The research has boundaries that future studies are called to address. The first limitation is the cross-sectional nature of the data that does not allow evaluating how ambidexterity and innovation change over time. Longitudinal analysis would allow to understand the association between the cluster interorganizational relationships, ambidexterity, and innovation in longer panel studies (more than three years). Second, the scope of this study is circumscribed since we only tested a sample of Portuguese firms. Although these results can be generalized into a limited extent to other small open economies (e.g., Spain, Denmark, Norway, Sweden, New Zealand, and others), further analysis should consider evidence from different countries to validate our findings.
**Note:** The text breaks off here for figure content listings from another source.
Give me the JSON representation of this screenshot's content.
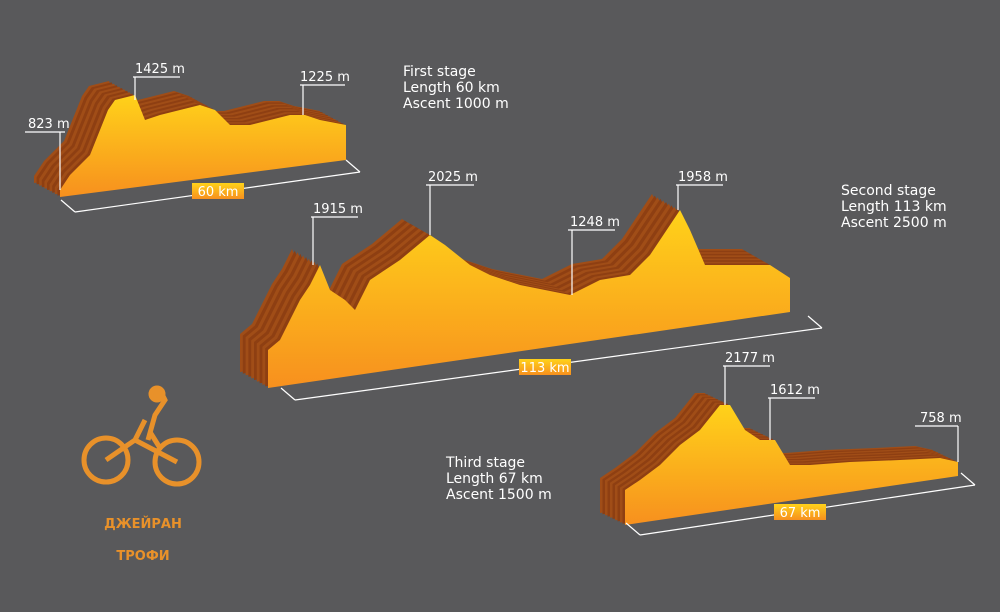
{
  "stages": [
    {
      "title": "First stage",
      "length": "Length 60 km",
      "ascent": "Ascent 1000 m",
      "distance": "60 km",
      "peaks": [
        "823 m",
        "1425 m",
        "1225 m"
      ]
    },
    {
      "title": "Second stage",
      "length": "Length 113 km",
      "ascent": "Ascent 2500 m",
      "distance": "113 km",
      "peaks": [
        "1915 m",
        "2025 m",
        "1248 m",
        "1958 m"
      ]
    },
    {
      "title": "Third stage",
      "length": "Length 67 km",
      "ascent": "Ascent 1500 m",
      "distance": "67 km",
      "peaks": [
        "2177 m",
        "1612 m",
        "758 m"
      ]
    }
  ],
  "logo": {
    "line1": "ДЖЕЙРАН",
    "line2": "ТРОФИ"
  }
}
Third, our database offers two main limitations: (1) the CIS data are usually available for the community a lot of time after being collected, and (2) the metrics used to operationalize ambidexterity, interorganizational relationships, and innovation are constrained by the survey. To overcome the limitations of CIS (2012), future studies could apply a questionnaire to top management teams and/or develop a multiple case-study approach. Finally, as cooperation is embedded in network relationships at organizational, departmental, and individual levels, there is an opportunity to bridge both micro- and macro-levels (Marco-Lajara et al., 2022), evaluating its implications on clustered firms’ ambidexterity and innovation.